You Overindulged Last Night, and You've Got a 7AM Workout Class
Plenty of people claim that the gym is the best cure for a hangover. The truth: While sweating doesn't magically flush the alcohol out of your system, "exercise could make you feel better mentally," Vingren says. But take it easy. Alcohol can cause low blood sugar, even the next morning, leaving you shaky or weak, says Melissa Leber, M.D., an assistant professor of orthopedics at the Icahn School of Medicine at Mount Sinai. Her advice: 30 to 90 minutes before you head out the door, eat something with a blood sugar–stabilizing mix of protein and carbs, like cereal with milk or a banana with peanut butter. Then wash down your breakfast with a drink that's half H20 and half sports drink or coconut water to rehydrate and replenish your electrolytes. Vingren recommends that at the gym, you opt for strength training over a cardio class; research shows that alcohol saps your aerobic ability but not your power. Continue drinking plain water whenever you feel thirsty, and if you develop dizziness, light-headedness, or a headache, call it a day, Dr. Leber says.
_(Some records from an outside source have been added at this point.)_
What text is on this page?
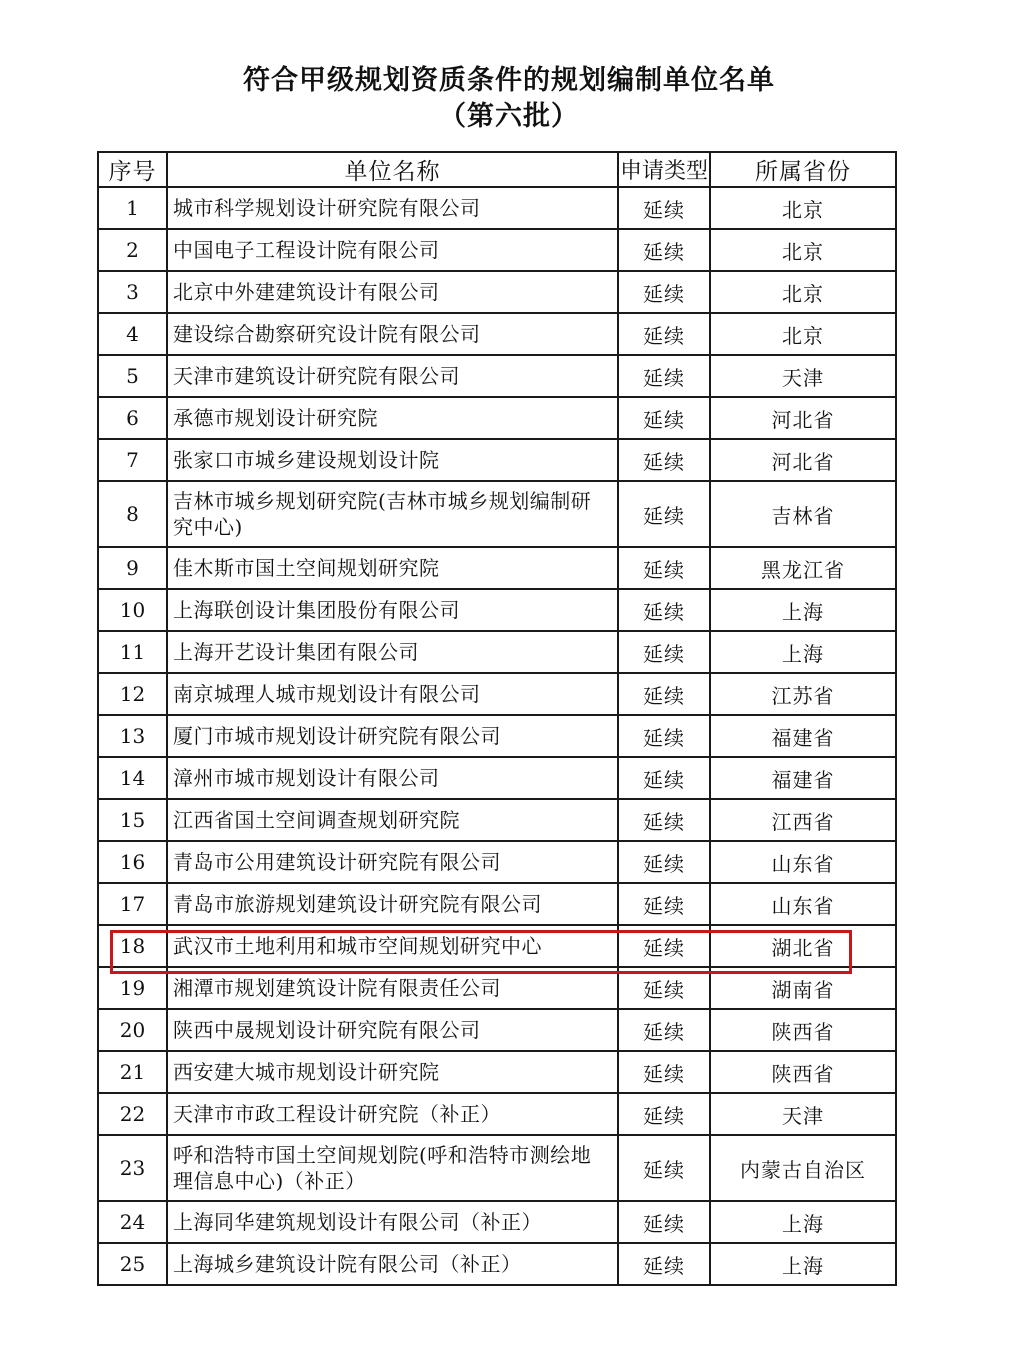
符合甲级规划资质条件的规划编制单位名单
（第六批）
序号	单位名称	申请类型	所属省份
1	城市科学规划设计研究院有限公司	延续	北京
2	中国电子工程设计院有限公司	延续	北京
3	北京中外建建筑设计有限公司	延续	北京
4	建设综合勘察研究设计院有限公司	延续	北京
5	天津市建筑设计研究院有限公司	延续	天津
6	承德市规划设计研究院	延续	河北省
7	张家口市城乡建设规划设计院	延续	河北省
8	吉林市城乡规划研究院(吉林市城乡规划编制研究中心)	延续	吉林省
9	佳木斯市国土空间规划研究院	延续	黑龙江省
10	上海联创设计集团股份有限公司	延续	上海
11	上海开艺设计集团有限公司	延续	上海
12	南京城理人城市规划设计有限公司	延续	江苏省
13	厦门市城市规划设计研究院有限公司	延续	福建省
14	漳州市城市规划设计有限公司	延续	福建省
15	江西省国土空间调查规划研究院	延续	江西省
16	青岛市公用建筑设计研究院有限公司	延续	山东省
17	青岛市旅游规划建筑设计研究院有限公司	延续	山东省
18	武汉市土地利用和城市空间规划研究中心	延续	湖北省
19	湘潭市规划建筑设计院有限责任公司	延续	湖南省
20	陕西中晟规划设计研究院有限公司	延续	陕西省
21	西安建大城市规划设计研究院	延续	陕西省
22	天津市市政工程设计研究院（补正）	延续	天津
23	呼和浩特市国土空间规划院(呼和浩特市测绘地理信息中心)（补正）	延续	内蒙古自治区
24	上海同华建筑规划设计有限公司（补正）	延续	上海
25	上海城乡建筑设计院有限公司（补正）	延续	上海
You're Following Boozy Brunch with an Afternoon Workout
If you're feeling even the slightest bit buzzed, skip your sweat session, Dr. Leber advises. "Alcohol impairs your motor skills, which can increase the risk of injury during a workout," she explains. The moisture-sapping effects of booze are also a concern. "When you're dehydrated, your VO2 max—the maximum volume of oxygen you can use—decreases, so your performance dips and you have an increased rate of muscle fatigue and cramping," Dr. Leber says. But if you have only one drink at brunch and down at least two glasses of water, and have one hour or longer before your class starts, you'll probably be fine. Everyone processes alcohol differently, though, so Dr. Leber suggests listening to your body and skipping the session if anything feels off.